Het belastbare inkomen uit werk en woning over het jaar 2005 heeft de Inspecteur gecorrigeerd met een bedrag van € 1.000.000, zijnde het overig deel van het in het vonnis van de civiele kamer van de Rechtbank Maastricht genoemde bedrag van ruim € 1,8 miljoen.

3 Geschil, alsmede standpunten en conclusies van partijen

3.1.

Het geschil betreft het antwoord op de volgende vragen:

1. Dient het onder 2.8 genoemde bedrag van € 800.000 bij belanghebbende te worden belast als resultaat uit overige werkzaamheden (hierna: het ROW) als bedoeld in art. 3.90 van de Wet IB 2001?

2. Indien de eerste vraag bevestigend dient te worden beantwoord: Mag belanghebbende enig bedrag ten laste van zijn belastbare inkomen 2006 brengen inzake verliezen, geleden met beleggingen van die gelden, respectievelijk inzake de verplichting tot terugbetaling van het bedrag aan de werkgever?

3. Heeft de Inspecteur een toezegging gedaan dat hij de aanslag zal vernietigen?

4. Heeft belanghebbende recht op schadevergoeding wegens vertraging in behandeling van het bezwaarschrift door de Inspecteur?

Belanghebbende is van mening dat deze eerste in geschil zijnde vraag ontkennend en de overige vragen bevestigend dienen te worden beantwoord. De Inspecteur is de tegenovergestelde opvatting toegedaan.

3.2.

Partijen doen hun standpunten in hoger beroep steunen op de gronden, welke daartoe door hen zijn aangevoerd in de van hen afkomstige stukken, van al welke stukken de inhoud als hier ingevoegd moet worden aangemerkt.

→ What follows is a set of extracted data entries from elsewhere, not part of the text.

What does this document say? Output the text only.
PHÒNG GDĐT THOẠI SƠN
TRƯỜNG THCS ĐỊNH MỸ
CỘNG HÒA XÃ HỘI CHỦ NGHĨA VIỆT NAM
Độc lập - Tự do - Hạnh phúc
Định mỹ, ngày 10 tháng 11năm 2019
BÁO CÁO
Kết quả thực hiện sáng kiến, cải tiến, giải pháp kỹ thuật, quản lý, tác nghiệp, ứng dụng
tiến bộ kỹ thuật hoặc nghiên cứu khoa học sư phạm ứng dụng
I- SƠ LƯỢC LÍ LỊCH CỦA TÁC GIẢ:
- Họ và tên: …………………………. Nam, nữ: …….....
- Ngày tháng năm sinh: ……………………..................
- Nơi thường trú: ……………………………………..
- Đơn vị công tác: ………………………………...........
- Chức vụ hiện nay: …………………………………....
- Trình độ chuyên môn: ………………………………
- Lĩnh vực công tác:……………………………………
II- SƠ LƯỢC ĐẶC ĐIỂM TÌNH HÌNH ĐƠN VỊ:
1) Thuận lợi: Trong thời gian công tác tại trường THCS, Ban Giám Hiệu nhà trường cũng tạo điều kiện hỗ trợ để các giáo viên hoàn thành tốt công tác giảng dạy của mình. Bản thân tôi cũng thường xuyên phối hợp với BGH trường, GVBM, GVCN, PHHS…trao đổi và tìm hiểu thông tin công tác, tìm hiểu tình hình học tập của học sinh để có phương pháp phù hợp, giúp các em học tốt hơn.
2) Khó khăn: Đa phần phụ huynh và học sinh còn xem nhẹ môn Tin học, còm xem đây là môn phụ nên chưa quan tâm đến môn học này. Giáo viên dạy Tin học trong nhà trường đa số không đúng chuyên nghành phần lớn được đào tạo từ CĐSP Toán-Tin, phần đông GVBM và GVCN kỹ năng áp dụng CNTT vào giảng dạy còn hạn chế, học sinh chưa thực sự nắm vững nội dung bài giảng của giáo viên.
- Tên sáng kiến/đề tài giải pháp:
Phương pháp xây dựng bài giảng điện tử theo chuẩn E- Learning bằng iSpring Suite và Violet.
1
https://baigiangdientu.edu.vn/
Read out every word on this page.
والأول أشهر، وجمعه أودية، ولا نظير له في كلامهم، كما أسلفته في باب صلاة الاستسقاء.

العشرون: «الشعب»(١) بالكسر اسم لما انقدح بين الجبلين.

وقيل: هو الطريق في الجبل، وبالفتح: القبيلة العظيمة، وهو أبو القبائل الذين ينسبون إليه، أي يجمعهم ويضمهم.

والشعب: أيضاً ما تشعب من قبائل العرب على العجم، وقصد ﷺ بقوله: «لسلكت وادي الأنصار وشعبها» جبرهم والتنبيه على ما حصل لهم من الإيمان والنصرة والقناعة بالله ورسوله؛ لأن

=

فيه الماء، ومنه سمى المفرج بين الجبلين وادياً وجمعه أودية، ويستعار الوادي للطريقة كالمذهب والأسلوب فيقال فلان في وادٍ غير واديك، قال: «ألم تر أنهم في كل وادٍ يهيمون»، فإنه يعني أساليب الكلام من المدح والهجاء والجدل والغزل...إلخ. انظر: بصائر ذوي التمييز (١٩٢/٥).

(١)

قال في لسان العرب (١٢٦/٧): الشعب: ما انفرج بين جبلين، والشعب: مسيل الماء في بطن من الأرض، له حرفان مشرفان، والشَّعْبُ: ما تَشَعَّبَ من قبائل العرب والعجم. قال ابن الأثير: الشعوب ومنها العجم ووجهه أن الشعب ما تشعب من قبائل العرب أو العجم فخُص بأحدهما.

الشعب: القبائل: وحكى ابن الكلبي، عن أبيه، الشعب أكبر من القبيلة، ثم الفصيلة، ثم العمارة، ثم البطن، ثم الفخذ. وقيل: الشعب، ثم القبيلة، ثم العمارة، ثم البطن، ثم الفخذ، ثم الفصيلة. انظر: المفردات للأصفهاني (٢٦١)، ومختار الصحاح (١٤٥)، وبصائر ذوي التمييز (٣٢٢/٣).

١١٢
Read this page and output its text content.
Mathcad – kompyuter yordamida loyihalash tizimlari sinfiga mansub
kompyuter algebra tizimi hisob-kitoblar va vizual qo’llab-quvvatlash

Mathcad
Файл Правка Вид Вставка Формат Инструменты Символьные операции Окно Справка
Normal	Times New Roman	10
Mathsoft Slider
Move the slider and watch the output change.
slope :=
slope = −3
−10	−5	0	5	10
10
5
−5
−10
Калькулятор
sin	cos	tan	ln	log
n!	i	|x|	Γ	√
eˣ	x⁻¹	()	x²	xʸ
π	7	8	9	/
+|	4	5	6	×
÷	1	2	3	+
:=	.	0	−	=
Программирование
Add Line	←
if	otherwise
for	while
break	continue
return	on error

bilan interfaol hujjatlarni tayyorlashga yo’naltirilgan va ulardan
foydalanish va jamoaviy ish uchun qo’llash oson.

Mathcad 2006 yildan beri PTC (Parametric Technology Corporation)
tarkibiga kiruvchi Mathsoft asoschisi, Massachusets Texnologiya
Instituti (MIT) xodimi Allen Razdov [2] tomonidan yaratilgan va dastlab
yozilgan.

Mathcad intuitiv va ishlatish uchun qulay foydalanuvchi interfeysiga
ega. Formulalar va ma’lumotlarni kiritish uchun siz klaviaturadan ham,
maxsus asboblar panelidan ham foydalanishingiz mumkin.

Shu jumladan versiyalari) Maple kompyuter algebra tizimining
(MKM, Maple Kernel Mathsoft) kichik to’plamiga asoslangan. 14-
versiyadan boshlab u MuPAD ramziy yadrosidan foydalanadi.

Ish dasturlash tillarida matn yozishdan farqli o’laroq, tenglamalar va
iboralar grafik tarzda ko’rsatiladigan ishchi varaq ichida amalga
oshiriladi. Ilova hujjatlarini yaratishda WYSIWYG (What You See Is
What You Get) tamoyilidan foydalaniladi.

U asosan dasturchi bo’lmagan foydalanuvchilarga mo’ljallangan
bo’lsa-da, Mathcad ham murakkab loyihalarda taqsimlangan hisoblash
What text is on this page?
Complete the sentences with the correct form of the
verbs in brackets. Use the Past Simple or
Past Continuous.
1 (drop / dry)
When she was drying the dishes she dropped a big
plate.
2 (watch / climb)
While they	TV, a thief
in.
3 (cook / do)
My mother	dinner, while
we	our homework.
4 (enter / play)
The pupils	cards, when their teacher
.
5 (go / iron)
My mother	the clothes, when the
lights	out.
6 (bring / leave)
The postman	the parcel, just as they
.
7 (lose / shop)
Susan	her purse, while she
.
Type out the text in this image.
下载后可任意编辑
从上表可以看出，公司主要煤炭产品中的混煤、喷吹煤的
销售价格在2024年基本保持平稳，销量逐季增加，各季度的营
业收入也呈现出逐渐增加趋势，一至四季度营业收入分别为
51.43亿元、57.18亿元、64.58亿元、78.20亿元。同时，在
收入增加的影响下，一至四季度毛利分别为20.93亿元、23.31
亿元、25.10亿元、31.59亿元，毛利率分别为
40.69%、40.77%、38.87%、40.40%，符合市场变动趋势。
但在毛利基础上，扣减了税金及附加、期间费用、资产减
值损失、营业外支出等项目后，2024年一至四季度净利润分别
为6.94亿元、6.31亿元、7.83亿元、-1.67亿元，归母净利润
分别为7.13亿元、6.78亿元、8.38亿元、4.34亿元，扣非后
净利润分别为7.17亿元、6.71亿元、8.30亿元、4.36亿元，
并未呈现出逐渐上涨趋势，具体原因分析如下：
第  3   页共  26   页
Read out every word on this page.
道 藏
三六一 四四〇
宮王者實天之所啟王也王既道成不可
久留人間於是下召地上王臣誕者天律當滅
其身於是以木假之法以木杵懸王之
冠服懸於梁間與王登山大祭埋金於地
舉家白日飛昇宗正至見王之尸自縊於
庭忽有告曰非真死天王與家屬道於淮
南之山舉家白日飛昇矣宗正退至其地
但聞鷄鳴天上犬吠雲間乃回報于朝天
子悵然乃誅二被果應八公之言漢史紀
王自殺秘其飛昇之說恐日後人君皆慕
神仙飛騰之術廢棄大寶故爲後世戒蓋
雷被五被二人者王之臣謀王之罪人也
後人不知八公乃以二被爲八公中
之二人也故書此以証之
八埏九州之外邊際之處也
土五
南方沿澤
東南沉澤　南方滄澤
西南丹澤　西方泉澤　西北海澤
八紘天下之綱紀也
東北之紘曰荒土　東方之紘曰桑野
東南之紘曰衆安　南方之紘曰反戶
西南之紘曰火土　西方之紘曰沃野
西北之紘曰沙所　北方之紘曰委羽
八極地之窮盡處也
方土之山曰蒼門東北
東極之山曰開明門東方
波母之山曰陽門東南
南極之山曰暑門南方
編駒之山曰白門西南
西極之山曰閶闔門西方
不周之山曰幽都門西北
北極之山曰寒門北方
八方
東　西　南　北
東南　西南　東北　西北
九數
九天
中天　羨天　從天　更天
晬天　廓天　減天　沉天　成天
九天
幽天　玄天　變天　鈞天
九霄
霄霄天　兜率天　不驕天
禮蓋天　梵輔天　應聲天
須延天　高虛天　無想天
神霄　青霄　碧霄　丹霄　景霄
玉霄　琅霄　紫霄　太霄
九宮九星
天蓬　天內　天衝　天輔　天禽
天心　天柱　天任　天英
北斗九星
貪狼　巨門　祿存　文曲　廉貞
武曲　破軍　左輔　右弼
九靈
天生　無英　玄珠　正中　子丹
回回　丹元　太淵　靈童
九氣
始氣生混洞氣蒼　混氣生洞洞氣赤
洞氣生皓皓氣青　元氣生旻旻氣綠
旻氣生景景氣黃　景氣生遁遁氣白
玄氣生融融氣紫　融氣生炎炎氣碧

Voor hetgeen hieraan ter zitting is toegevoegd, wordt verwezen naar het van deze zitting opgemaakte proces-verbaal.

3.3.

Belanghebbende concludeert, naar het Hof verstaat, tot gegrondverklaring van het hoger beroep, vernietiging van de uitspraak van de Rechtbank, tot vernietiging van de uitspraak van de Inspecteur en tot vermindering van de aanslag tot het in de aangifte aangegeven bedrag, alsmede tot de overeenkomstige verlaging van de heffingsrente. De Inspecteur concludeert tot ongegrondverklaring van het hoger beroep.